Malibu Seen / By Kim Devore


The Geffen is gearing up for its 2010-2011 season with new plays by Jane Anderson and Neil LaBute, plus local premieres of works by Tracy Letts and Lynn Nottage. The theater is aiming its upcoming offerings at grown-up audiences and describes the season as “proudly provocative.”

Five productions are on tap for the main stage and there’s no shortage of dramatic, imaginative and racy material.

The season kicks off with “Ruined,” which won a Pulitzer Prize for drama last year. The show takes place in the Democratic Republic of the Congo during the country’s Civil War and deals with serious issues like violence against women.
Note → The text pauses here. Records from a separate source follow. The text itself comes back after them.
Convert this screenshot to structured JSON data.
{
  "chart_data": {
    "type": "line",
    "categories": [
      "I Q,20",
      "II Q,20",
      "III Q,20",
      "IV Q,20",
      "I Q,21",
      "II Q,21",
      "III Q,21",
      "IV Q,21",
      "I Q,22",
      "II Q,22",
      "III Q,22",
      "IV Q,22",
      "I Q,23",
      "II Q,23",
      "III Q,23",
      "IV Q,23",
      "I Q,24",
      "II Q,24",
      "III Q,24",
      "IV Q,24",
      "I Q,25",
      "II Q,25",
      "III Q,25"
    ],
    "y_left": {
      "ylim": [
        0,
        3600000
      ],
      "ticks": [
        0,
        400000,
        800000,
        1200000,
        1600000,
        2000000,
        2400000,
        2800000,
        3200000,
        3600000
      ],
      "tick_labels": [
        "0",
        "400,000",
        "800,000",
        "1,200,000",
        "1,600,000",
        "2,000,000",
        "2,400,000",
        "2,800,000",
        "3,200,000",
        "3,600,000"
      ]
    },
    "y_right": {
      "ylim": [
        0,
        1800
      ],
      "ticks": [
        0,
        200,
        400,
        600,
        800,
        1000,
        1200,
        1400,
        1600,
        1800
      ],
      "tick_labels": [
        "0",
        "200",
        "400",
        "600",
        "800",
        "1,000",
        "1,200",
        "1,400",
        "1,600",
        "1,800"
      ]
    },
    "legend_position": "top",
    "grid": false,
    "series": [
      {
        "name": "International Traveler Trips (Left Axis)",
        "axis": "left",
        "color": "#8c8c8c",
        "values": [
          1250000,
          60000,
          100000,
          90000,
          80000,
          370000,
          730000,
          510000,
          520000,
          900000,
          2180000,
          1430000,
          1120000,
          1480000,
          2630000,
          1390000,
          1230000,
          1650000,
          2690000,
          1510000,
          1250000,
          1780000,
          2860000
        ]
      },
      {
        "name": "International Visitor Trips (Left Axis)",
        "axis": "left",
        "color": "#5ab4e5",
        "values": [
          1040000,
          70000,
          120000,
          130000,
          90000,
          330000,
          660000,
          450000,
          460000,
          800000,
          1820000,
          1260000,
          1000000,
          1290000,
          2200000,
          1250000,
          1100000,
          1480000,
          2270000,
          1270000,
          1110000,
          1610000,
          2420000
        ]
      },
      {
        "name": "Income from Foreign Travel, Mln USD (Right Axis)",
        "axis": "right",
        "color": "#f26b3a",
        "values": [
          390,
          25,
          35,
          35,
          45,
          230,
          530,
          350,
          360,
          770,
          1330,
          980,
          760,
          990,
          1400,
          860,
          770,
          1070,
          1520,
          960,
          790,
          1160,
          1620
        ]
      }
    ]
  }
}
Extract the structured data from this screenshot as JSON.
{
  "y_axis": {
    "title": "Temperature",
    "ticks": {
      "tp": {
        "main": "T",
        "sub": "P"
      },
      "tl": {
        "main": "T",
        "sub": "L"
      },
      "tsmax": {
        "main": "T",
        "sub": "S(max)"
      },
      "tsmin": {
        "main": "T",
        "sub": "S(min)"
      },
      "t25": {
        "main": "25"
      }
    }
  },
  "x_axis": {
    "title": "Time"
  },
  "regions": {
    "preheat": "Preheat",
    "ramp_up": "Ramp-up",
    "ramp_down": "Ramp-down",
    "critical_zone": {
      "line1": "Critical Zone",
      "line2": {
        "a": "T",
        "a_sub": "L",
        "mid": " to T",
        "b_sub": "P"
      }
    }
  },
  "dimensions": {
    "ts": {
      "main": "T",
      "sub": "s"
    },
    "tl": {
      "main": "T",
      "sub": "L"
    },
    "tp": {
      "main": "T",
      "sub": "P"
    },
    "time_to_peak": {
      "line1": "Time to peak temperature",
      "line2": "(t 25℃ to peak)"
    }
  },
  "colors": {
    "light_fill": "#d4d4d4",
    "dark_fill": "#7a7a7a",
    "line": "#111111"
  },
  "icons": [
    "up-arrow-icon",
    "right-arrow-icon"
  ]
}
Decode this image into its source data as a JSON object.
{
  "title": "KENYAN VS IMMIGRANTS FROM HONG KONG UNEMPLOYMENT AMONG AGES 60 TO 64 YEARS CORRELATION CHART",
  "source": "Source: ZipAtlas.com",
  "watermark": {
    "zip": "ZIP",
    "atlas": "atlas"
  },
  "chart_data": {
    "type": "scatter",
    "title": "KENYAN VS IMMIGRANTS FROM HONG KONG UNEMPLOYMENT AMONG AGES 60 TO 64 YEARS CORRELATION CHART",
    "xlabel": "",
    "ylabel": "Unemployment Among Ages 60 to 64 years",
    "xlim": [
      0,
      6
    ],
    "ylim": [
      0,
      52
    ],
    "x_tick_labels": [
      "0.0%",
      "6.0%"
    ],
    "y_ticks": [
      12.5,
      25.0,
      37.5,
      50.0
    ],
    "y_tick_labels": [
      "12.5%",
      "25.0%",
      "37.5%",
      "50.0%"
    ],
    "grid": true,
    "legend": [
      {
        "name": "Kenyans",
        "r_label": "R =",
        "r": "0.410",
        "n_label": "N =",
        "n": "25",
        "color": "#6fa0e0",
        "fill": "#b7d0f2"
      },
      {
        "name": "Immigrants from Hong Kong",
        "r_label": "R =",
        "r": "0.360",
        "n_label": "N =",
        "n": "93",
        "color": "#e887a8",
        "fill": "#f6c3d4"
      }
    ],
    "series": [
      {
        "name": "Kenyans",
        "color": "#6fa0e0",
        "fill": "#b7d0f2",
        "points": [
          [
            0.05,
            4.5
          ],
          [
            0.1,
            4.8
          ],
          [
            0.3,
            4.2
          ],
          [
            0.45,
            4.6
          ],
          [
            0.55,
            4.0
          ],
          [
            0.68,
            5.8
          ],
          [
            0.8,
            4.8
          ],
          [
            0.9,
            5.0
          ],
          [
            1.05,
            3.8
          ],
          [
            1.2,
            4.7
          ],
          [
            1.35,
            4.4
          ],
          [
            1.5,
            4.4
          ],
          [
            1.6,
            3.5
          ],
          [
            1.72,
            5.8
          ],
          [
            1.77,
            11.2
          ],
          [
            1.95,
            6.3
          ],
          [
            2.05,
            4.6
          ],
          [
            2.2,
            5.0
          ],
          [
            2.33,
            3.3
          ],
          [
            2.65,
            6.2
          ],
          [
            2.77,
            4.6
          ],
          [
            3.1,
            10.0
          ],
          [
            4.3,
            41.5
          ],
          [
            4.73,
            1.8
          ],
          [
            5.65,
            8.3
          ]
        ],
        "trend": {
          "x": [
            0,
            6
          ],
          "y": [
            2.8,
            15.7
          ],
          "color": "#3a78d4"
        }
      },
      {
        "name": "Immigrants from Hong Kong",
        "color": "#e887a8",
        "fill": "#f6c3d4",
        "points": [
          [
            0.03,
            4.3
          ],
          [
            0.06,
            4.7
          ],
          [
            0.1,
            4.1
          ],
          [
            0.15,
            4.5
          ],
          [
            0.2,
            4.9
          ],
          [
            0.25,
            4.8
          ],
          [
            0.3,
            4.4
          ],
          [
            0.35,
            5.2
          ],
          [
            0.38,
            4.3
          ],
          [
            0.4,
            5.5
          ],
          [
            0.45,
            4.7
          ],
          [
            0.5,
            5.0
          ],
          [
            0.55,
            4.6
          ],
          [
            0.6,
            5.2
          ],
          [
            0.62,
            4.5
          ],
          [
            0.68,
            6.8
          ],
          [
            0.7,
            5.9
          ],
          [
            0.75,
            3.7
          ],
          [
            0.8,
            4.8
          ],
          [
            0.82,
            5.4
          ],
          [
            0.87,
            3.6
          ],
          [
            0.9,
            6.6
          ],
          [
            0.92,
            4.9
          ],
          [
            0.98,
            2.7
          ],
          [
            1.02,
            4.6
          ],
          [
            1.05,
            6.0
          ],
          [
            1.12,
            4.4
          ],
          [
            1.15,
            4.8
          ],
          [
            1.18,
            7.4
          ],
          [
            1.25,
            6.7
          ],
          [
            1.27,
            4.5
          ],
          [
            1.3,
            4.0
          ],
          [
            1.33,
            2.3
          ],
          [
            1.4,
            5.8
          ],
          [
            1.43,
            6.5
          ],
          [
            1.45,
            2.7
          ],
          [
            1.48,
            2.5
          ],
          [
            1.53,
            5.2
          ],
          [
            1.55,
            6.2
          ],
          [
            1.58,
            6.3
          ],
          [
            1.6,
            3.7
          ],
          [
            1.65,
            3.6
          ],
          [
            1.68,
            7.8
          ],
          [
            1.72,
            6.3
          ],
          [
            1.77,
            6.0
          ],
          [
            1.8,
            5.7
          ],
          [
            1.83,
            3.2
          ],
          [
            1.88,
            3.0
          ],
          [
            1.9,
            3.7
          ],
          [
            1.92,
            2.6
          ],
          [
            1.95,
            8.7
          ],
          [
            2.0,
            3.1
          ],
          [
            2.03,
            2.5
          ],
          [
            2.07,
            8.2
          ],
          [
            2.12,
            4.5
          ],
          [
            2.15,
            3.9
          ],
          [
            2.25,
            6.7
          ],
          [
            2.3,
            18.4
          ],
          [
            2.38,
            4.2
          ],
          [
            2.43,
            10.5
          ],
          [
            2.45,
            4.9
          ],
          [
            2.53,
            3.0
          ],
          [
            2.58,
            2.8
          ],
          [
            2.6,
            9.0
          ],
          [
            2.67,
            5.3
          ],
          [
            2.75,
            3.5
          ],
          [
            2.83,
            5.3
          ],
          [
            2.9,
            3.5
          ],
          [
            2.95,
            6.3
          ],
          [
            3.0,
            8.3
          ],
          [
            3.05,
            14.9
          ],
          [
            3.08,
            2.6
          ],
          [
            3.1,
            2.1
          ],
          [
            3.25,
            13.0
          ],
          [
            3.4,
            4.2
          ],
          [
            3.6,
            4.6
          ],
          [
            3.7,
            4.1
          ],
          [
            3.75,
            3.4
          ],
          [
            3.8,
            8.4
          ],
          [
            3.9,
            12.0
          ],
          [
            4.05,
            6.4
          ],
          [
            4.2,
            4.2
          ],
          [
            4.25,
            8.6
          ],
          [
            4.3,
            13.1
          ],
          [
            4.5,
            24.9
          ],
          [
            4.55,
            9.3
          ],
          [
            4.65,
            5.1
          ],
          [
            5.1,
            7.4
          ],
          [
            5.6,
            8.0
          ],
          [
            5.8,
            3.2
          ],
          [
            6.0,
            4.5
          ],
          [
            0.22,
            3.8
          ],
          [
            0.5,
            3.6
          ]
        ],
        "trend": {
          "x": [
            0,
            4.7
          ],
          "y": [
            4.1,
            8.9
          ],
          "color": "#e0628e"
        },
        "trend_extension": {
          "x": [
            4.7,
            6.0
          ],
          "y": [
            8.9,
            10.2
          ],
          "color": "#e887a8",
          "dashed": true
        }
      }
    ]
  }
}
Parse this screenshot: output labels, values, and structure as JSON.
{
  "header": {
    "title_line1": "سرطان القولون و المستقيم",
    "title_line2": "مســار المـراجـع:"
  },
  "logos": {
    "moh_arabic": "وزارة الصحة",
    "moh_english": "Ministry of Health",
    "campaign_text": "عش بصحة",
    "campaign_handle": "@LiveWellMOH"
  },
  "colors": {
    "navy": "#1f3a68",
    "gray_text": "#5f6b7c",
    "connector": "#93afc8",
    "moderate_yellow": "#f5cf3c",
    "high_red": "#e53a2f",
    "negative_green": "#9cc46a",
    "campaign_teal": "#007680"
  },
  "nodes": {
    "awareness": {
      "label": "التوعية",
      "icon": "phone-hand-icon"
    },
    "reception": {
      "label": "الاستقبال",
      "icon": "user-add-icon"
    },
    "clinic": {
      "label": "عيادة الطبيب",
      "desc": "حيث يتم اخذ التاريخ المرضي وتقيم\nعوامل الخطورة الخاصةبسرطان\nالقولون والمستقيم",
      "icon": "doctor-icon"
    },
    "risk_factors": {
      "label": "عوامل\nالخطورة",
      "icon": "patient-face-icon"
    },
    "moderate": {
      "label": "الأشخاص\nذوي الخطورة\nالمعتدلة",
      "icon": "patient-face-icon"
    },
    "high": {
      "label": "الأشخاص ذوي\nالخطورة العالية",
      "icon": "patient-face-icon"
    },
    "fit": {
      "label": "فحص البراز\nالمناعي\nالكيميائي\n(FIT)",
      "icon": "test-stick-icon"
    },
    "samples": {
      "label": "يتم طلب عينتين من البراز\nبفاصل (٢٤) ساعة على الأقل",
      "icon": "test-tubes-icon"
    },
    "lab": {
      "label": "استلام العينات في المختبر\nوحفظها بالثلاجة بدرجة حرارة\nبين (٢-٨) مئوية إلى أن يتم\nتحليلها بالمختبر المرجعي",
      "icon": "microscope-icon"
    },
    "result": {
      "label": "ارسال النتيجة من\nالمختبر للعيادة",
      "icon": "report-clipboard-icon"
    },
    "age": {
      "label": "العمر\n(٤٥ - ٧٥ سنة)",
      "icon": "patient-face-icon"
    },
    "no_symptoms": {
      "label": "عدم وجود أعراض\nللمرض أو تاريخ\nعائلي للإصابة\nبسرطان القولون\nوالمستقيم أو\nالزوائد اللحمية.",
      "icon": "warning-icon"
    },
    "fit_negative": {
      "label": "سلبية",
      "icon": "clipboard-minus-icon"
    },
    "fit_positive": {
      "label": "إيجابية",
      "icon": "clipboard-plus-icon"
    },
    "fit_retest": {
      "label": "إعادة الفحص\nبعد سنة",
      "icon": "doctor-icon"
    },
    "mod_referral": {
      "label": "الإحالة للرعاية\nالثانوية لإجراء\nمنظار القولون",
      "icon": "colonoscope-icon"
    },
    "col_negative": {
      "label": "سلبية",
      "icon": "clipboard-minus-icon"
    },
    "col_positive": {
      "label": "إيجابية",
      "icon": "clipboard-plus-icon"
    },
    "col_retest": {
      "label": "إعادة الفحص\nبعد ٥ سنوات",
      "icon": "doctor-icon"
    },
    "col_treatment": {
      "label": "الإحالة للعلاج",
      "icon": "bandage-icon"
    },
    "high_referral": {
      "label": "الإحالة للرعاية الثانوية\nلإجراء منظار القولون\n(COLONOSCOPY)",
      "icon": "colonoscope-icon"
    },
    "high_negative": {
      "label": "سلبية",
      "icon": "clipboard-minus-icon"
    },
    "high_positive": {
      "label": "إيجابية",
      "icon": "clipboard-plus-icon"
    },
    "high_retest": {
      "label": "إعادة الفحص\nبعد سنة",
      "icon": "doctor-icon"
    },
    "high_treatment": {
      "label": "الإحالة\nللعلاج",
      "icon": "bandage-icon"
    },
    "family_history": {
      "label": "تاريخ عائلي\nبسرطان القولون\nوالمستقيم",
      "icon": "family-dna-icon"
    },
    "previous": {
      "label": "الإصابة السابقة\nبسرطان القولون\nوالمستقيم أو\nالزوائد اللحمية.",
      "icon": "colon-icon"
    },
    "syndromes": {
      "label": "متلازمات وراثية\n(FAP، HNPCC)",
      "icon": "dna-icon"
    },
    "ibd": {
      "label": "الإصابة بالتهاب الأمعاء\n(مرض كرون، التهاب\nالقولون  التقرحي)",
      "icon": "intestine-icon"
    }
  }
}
The story centers around Mama Nadi’s bar, which provides a refuge for women with no place left to go. But is Mama a protector or a profiteer?

For lighter fare, artistic director Randall Arney sets the stage for “Superior Donuts.” The comedy follows the friendship between the owner of a run-down Chicago doughnut shop and his idealistic young pal. The old way of doing business is about to change when Franco, a fast-talking dreamer arrives on the scene.

Anderson’s “The Escort: An Explicit Play for Discriminating People” explores the world of high-class call girls and the relationship between an escort, her gynecologist and the doctor’s 13-year-old son. As a relationship unfolds, more than just body parts are revealed. With nudity and adult themes, this one’s for mature audiences only. It’s Anderson’s second go round at the Geffen, which presented “The Quality of Life” back in 2007. The production is directed by Lisa Peterson.

LaBute offers up “The Break of Noon,” which tells the story of an office worker who escapes an on-the-job shooting. John Smith hears the voice of God and goes on an evangelical tour to spread the word of a better way of life. The question is whether his heavenly encounter is a ploy for celebrity, a chance to escape his dark past or part of a divine plan.

There’s another treat from Hershey Felder, who returns with a new stage bio of a great American composer. “Maestro: The Art of Leonard Bernstein” is sure to delight music lovers. Felder was also the creative force behind “George Gershwin Alone.”

Look for a few first-class shows at the venue’s smaller theater, which in recent years has boasted acclaimed performances from locals like Roma Downey and Ed Harris. The season kicks off with the West Coast premiere of “Ruined” on Sept. 7.